The candidate of the Pro-European Union, Nicusor Dan, won the presidential runoff of Romania against a right-wing nationalist, the almost complete electoral data shows electoral data. An enormous participation rate on Sunday played a key role in the tense election that many considered as a geopolitical choice between the East and the West.
The race opposed the front of the head George Simion, the 38 -year -old chief of the right right alliance for the Romanian unit, or Aur, against Dan, the mayor of Bucharest.
It took place for months after the cancellation of the previous elections dive in Romania in his worst political crisis for decades.
After 10.7 million 11.6 million votes were counted, Dan was ahead with 54.19%, while Simion dragged to 45.81%, according to official data. During the vote in the first round on May 4, Simion won almost double the votes as Dan, and many local surveys had predicted that he would get the presidency.
But in a swing which seemed to be a repudiation of the more skeptical approach of Zion to the EU, which Romania joined in 2007, Dan collected nearly 900,000 additional votes to defeat his opponent firmly during the final round.
When the vote closed its doors at 9 p.m., the local time, the official electoral data showed a participation rate of 64%. About 1.64 million Romanians abroad in specially set up polling stations participated in the vote, 660,000 more than in the first round. In the first round of May 4, the final participation rate was 53% of eligible voters.
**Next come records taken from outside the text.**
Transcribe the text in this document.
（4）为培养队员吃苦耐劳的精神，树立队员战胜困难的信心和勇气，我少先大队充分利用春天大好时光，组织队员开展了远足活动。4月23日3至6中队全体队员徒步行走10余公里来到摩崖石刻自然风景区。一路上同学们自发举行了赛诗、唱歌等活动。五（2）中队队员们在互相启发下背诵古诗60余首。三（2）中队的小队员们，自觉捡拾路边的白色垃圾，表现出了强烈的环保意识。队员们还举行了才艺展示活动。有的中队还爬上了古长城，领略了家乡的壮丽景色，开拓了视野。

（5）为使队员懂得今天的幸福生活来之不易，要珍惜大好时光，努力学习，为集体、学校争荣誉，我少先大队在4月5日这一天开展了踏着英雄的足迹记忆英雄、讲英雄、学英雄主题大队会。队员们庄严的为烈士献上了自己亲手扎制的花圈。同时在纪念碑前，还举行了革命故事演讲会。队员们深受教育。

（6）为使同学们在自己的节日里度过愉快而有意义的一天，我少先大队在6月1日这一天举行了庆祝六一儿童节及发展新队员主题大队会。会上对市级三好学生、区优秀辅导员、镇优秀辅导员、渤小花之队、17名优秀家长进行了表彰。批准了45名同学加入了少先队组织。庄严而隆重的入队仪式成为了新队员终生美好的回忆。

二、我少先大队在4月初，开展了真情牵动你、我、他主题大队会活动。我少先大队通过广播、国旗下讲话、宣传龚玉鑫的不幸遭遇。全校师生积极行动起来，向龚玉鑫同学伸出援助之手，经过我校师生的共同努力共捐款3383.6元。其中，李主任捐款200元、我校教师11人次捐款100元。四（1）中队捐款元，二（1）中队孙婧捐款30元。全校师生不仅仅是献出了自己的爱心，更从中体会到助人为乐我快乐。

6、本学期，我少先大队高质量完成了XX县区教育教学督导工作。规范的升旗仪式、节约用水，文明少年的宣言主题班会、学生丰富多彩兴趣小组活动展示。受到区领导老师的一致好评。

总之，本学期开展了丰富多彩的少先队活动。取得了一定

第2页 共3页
Dan told journalists that “the elections do not concern politicians” but on the communities and that during the vote on Sunday “, a community of Romanians won, a community that wants a profound change in Romania”.
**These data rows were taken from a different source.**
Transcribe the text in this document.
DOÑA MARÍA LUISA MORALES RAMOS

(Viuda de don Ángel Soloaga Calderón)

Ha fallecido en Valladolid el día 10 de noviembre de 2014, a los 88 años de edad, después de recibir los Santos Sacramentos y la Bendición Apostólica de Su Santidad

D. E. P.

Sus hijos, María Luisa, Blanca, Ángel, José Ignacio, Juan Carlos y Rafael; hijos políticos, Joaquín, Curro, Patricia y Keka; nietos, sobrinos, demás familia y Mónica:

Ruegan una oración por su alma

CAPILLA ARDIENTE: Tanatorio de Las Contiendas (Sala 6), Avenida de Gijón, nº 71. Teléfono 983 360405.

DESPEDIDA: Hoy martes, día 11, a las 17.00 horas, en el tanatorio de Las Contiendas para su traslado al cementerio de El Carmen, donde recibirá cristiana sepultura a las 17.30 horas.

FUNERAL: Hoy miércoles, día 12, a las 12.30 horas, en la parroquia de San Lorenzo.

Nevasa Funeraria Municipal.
“When Romania is going through difficult moments, let’s remember the strength of this Romanian society,” he said. “There is also a community that has lost today. A community which is rightly indigenated by the way politics has been carried out in Romania so far.”
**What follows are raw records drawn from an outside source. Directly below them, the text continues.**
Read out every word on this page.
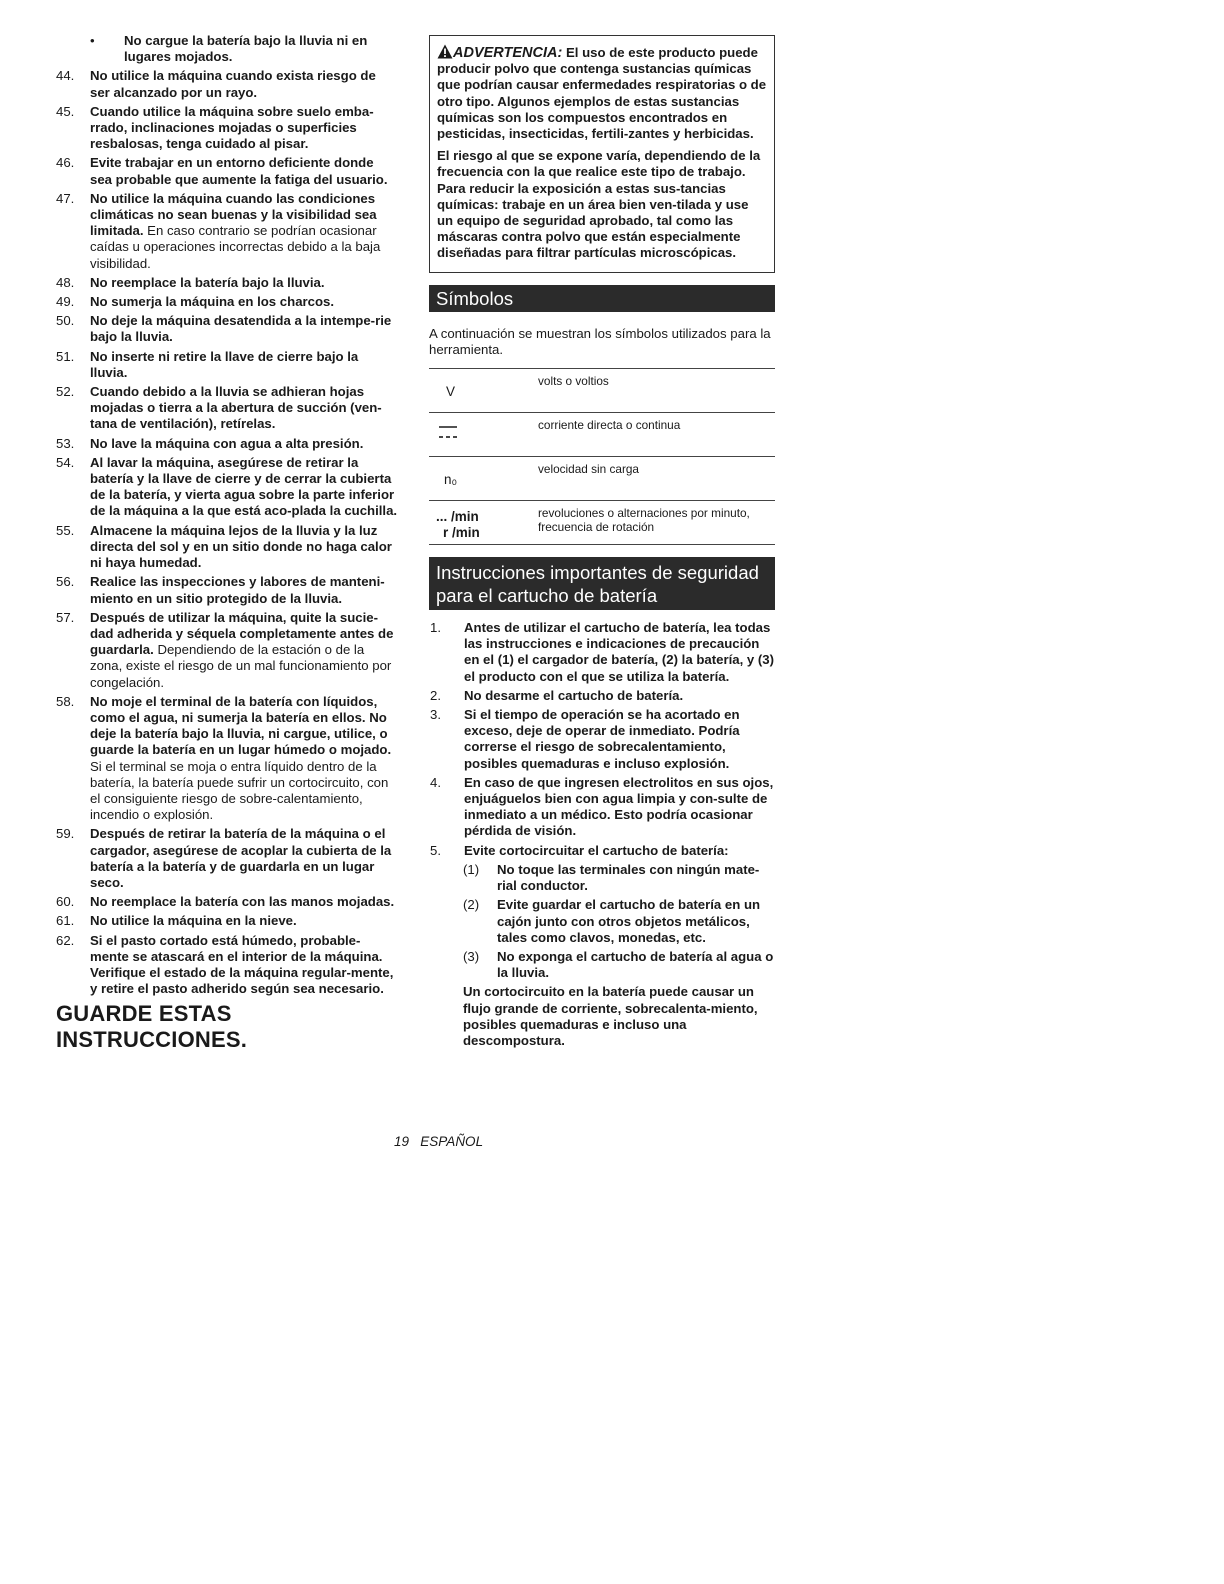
•	No cargue la batería bajo la lluvia ni en lugares mojados.
44.	No utilice la máquina cuando exista riesgo de ser alcanzado por un rayo.
45.	Cuando utilice la máquina sobre suelo emba-rrado, inclinaciones mojadas o superficies resbalosas, tenga cuidado al pisar.
46.	Evite trabajar en un entorno deficiente donde sea probable que aumente la fatiga del usuario.
47.	No utilice la máquina cuando las condiciones climáticas no sean buenas y la visibilidad sea limitada. En caso contrario se podrían ocasionar caídas u operaciones incorrectas debido a la baja visibilidad.
48.	No reemplace la batería bajo la lluvia.
49.	No sumerja la máquina en los charcos.
50.	No deje la máquina desatendida a la intempe-rie bajo la lluvia.
51.	No inserte ni retire la llave de cierre bajo la lluvia.
52.	Cuando debido a la lluvia se adhieran hojas mojadas o tierra a la abertura de succión (ven-tana de ventilación), retírelas.
53.	No lave la máquina con agua a alta presión.
54.	Al lavar la máquina, asegúrese de retirar la batería y la llave de cierre y de cerrar la cubierta de la batería, y vierta agua sobre la parte inferior de la máquina a la que está aco-plada la cuchilla.
55.	Almacene la máquina lejos de la lluvia y la luz directa del sol y en un sitio donde no haga calor ni haya humedad.
56.	Realice las inspecciones y labores de manteni-miento en un sitio protegido de la lluvia.
57.	Después de utilizar la máquina, quite la sucie-dad adherida y séquela completamente antes de guardarla. Dependiendo de la estación o de la zona, existe el riesgo de un mal funcionamiento por congelación.
58.	No moje el terminal de la batería con líquidos, como el agua, ni sumerja la batería en ellos. No deje la batería bajo la lluvia, ni cargue, utilice, o guarde la batería en un lugar húmedo o mojado. Si el terminal se moja o entra líquido dentro de la batería, la batería puede sufrir un cortocircuito, con el consiguiente riesgo de sobre-calentamiento, incendio o explosión.
59.	Después de retirar la batería de la máquina o el cargador, asegúrese de acoplar la cubierta de la batería a la batería y de guardarla en un lugar seco.
60.	No reemplace la batería con las manos mojadas.
61.	No utilice la máquina en la nieve.
62.	Si el pasto cortado está húmedo, probable-mente se atascará en el interior de la máquina. Verifique el estado de la máquina regular-mente, y retire el pasto adherido según sea necesario.
GUARDE ESTAS
INSTRUCCIONES.

ADVERTENCIA: El uso de este producto puede producir polvo que contenga sustancias químicas que podrían causar enfermedades respiratorias o de otro tipo. Algunos ejemplos de estas sustancias químicas son los compuestos encontrados en pesticidas, insecticidas, fertili-zantes y herbicidas.

El riesgo al que se expone varía, dependiendo de la frecuencia con la que realice este tipo de trabajo. Para reducir la exposición a estas sus-tancias químicas: trabaje en un área bien ven-tilada y use un equipo de seguridad aprobado, tal como las máscaras contra polvo que están especialmente diseñadas para filtrar partículas microscópicas.

Símbolos
A continuación se muestran los símbolos utilizados para la herramienta.
V	volts o voltios
	corriente directa o continua

n₀	velocidad sin carga

... /min
r /min	revoluciones o alternaciones por minuto, frecuencia de rotación
Instrucciones importantes de seguridad para el cartucho de batería
1.	Antes de utilizar el cartucho de batería, lea todas las instrucciones e indicaciones de precaución en el (1) el cargador de batería, (2) la batería, y (3) el producto con el que se utiliza la batería.
2.	No desarme el cartucho de batería.
3.	Si el tiempo de operación se ha acortado en exceso, deje de operar de inmediato. Podría correrse el riesgo de sobrecalentamiento, posibles quemaduras e incluso explosión.
4.	En caso de que ingresen electrolitos en sus ojos, enjuáguelos bien con agua limpia y con-sulte de inmediato a un médico. Esto podría ocasionar pérdida de visión.
5.	Evite cortocircuitar el cartucho de batería:
(1)	No toque las terminales con ningún mate-rial conductor.
(2)	Evite guardar el cartucho de batería en un cajón junto con otros objetos metálicos, tales como clavos, monedas, etc.
(3)	No exponga el cartucho de batería al agua o la lluvia.
Un cortocircuito en la batería puede causar un flujo grande de corriente, sobrecalenta-miento, posibles quemaduras e incluso una descompostura.
19 ESPAÑOL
Thousands of people gathered in front of Dan’s headquarters near the town hall of Bucharest to wait for the end results, singing “Nicusor!” Whenever his advance widen as more results arrived, the crowd, many waving the flags of the European Union, broke out in cheers.

The political landscape of Romania was turned upside down last year when a high -level court canceled the previous elections in which the original Calin Georgescu original has exceeded first round surveys, following allegations of electoral violations and Russian interference, an accusation that Moscow rejected.
After obtaining the fourth row of the race canceled last year, Simion supported Georgescu, who was prohibited in March from the race for the elections. Simion then reached the first round in the first round of May 4 after having become the standard carrier of the hard right.
Years of endemic corruption and increasing anger towards the political establishment of Romania have fueled an increase in support for anti-establishing figures and on the right, reflecting a wider diagram across Europe. Simion and Dan both had a political career against the former political class of Romania.